"Rose", murmelt Aramis schlapp und rüttelt schwach an mir. Verschlafen drehe ich mich zu ihm und frage müde: "Was ist denn?" "Kannst du schnell jemanden holen? Mir geht es immer schlimmer.", raunt er kränklich.
Seine Augen sind gerötet und die Augenringe sind noch stärker geworden. Sprachlos schlage ich mir die Hände vor den Mund.
"Du hättest mir früher etwas sagen sollen!", werfe ich ihm kopfschüttelnd vor, doch er lächelt mich nur entschuldigend an, bis ich aufstehe und zur Tür tapse. Wie uns am Abend zuvor versichert wurde, sind vor der Tür tatsächlich zwei Wachmänner positioniert.

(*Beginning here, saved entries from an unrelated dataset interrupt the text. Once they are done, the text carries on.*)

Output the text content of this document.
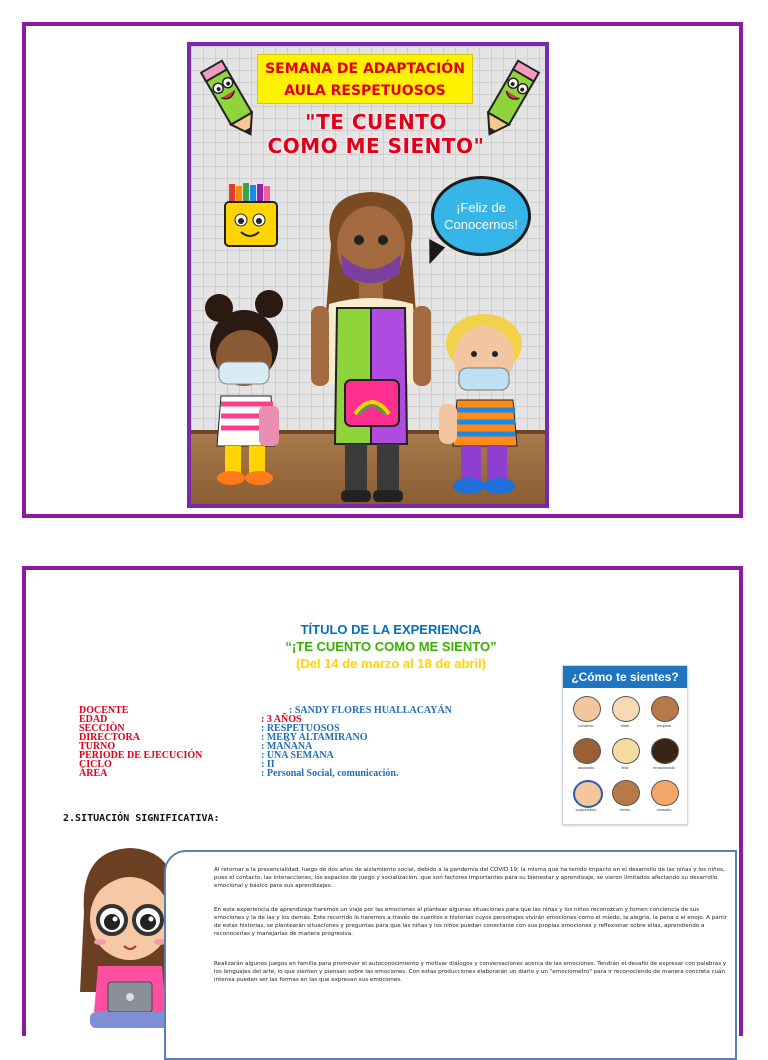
SEMANA DE ADAPTACIÓN
AULA RESPETUOSOS
"TE CUENTO
COMO ME SIENTO"
¡Feliz de
Conocernos!
TÍTULO DE LA EXPERIENCIA
“¡TE CUENTO COMO ME SIENTO”
(Del 14 de marzo al 18 de abril)
DOCENTE	: SANDY FLORES HUALLACAYÁN
EDAD	: 3 AÑOS
SECCIÒN	: RESPETUOSOS
DIRECTORA	: MERY ALTAMIRANO
TURNO	: MAÑANA
PERIODE DE EJECUCIÓN	: UNA SEMANA
CICLO	: II
ÁREA	: Personal Social, comunicación.
¿Cómo te sientes?
contento	triste	enojado
asustado	feliz	emocionado
sorprendido	tímido	cansado
2.SITUACIÓN SIGNIFICATIVA:

Al retornar a la presencialidad, luego de dos años de aislamiento social, debido a la pandemia del COVID 19; la misma que ha tenido impacto en el desarrollo de las niñas y los niños, pues el contacto, las interacciones, los espacios de juego y socialización, que son factores importantes para su bienestar y aprendizaje, se vieron limitados afectando su desarrollo emocional y básico para sus aprendizajes.

En esta experiencia de aprendizaje haremos un viaje por las emociones al plantear algunas situaciones para que las niñas y los niños reconozcan y tomen conciencia de sus emociones y la de las y los demás. Este recorrido lo haremos a través de cuentos e historias cuyos personajes vivirán emociones como el miedo, la alegría, la pena o el enojo. A partir de estas historias, se plantearán situaciones y preguntas para que las niñas y los niños puedan conectarse con sus propias emociones y reflexionar sobre ellas, aprendiendo a reconocerlas y manejarlas de manera progresiva.

Realizarán algunos juegos en familia para promover el autoconocimiento y motivar diálogos y conversaciones acerca de las emociones. Tendrán el desafío de expresar con palabras y los lenguajes del arte, lo que sienten y piensan sobre las emociones. Con estas producciones elaborarán un diario y un "emociómetro" para ir reconociendo de manera concreta cuán intensa pueden ser las formas en las que expresan sus emociones.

"Ist etwas nicht in Ordnung, Lady Istriana?", fragt der eine mich mit professionellem, aber dennoch sorgenvollen Blick, woraufhin ich zaghaft nicke. "Bringen Sie mir bitte sofort einen Arzt.", befehle ich und spüre sofort erschrockene Blicke auf mir.
"Zu Befehl!", erwidert er stramm und verschwindet, während sein Kamerad mich anlächelt und nachhakt, "Soll ich ihnen eine Zofe schicken?"

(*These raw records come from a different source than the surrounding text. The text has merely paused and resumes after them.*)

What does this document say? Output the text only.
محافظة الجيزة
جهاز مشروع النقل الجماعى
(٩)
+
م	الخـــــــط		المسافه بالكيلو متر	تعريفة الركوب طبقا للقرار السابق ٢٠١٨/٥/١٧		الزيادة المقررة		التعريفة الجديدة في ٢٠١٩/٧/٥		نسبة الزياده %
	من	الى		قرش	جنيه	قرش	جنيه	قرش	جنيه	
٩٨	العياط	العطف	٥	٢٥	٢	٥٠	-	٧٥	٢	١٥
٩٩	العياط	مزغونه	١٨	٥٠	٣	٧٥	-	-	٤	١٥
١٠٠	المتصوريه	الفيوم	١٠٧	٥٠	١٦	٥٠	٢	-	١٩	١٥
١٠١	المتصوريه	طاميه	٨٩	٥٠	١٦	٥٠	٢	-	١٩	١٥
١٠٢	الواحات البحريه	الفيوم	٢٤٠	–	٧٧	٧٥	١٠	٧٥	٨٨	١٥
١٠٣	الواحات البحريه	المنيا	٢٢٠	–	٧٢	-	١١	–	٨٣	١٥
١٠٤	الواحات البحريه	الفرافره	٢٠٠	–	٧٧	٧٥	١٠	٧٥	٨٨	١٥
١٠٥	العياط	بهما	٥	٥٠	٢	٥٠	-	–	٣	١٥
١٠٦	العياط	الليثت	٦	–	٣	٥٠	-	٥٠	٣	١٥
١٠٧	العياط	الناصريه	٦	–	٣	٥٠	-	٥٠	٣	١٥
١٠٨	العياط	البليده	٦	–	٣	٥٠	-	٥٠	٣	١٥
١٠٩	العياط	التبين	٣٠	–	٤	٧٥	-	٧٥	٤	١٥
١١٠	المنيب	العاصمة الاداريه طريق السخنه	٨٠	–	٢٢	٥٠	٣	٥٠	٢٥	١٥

Für einige Sekunden muss ich überlegen, lehne dann jedoch dankend ab und verschiebe sein Angebot auf später. Zurück im Zimmer fällt mein Blick wieder auf Aramis, der krank im Bett liegt und hechelnd nach Luft ringt, was mir zuvor noch gar nicht aufgefallen war. Hastig laufe ich zu ihm und setze mich an seine Seite auf das Bett.
Schweißtropfen perlen von seiner Stirn und auch sein Gesicht ist sehr errötet, weshalb ich erneut aufstehe und aus dem Badezimmer ein kleines Handtuch hole, mit dem ich ihm den Schweiß sanft abtupfte. Sicherlich leidet er unter Fieber. Ich hoffe, dass er keinen Fieberkrampf ausbrütete.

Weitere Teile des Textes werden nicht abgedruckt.